Sekarang waktunya bekerja.

Aku pergi ke titik-titik daerah tertentu. Menjelajah Kota Hallow. Sesekali bertingkah seperti anak kecil, sesekali menyapa pasangan yang sedang jalan-jalan santai, sesekali istirahat.

Sampai pukul enam petang, napasku tersengal, duduk di kursi taman. Akhirnya selesai.

"ROROBON RAM!" Seseorang berseru.

Aku membuka mata yang terpicing, menoleh lesu ke kanan, tak ada. Menoleh ke kiri, langsung melotot. Wajah ketujuh member inti Marmoris memerah marah. Lho? Kenapa mereka bisa menemukanku? Perasaan Kota Hallow itu luas deh. Tak adil.

"Lebih baik datang kemari baik-baik atau kami seret secara paksa, Kapten~" Sokeri tersenyum menyeringai.

Aku menelan ludah. Mereka semarah itu kutinggalkan di kepungan fans? Habis aku jika tertangkap. Dalam hitungan ketiga. Satu, dua, kabur!

"KAPTEN! TUNGGU!"

Baiklah, Ram, fokus. Hindari gang-gang sempit. Aku tidak mau bertemu Ayah seperti kemarin. Jam-jam segini pasti waktunya berpesta pora bersama wanita-wanita malam.

Duh, kalau aku memutar, aku akan jauh dari rumah. Tapi tidak ada pilihan lain. Pertama-tama aku harus lolos dari mereka bertujuh...
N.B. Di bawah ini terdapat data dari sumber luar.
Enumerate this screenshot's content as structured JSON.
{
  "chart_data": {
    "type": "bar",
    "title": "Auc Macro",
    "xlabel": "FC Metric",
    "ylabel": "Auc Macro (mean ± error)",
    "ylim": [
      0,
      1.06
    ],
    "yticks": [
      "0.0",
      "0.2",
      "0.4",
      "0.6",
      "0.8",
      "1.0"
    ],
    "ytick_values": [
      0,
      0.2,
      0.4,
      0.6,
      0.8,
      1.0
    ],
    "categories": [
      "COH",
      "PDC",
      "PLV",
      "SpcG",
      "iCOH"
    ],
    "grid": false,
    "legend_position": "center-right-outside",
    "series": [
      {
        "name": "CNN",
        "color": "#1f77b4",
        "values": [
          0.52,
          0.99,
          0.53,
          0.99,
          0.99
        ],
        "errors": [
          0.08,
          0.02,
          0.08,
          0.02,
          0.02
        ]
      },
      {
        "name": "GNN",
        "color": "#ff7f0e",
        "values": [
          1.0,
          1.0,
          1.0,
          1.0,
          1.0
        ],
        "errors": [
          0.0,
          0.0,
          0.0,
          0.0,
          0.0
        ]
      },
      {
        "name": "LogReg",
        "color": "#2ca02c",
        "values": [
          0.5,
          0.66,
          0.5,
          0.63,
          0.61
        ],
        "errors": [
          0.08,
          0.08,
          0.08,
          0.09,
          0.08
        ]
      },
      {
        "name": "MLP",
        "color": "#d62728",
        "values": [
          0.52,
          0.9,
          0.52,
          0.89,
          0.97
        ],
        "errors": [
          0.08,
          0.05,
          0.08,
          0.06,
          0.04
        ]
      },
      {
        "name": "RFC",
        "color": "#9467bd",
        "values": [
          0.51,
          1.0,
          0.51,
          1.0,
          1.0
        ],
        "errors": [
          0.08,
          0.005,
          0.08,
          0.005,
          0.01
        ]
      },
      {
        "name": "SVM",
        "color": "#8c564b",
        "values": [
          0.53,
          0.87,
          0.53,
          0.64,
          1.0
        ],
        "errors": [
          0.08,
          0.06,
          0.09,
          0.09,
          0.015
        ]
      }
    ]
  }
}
Bruk! Aku menabrak seseorang. Sialan, apa sih yang kuhantam?! Sakit sekali woi! Rasanya tulang bahuku bergoyang.

"Maaf, aku tidak memperhatikan jalan." Orang yang kutabrak ternyata sebaya. "Kau baik-baik saja?"

Aku melihat bordir namanya. Ain. "Tulangmu dari apa sih? Aluminium? Ini betulan sakit," gumamku meringis. Dia meminta maaf sekali lagi.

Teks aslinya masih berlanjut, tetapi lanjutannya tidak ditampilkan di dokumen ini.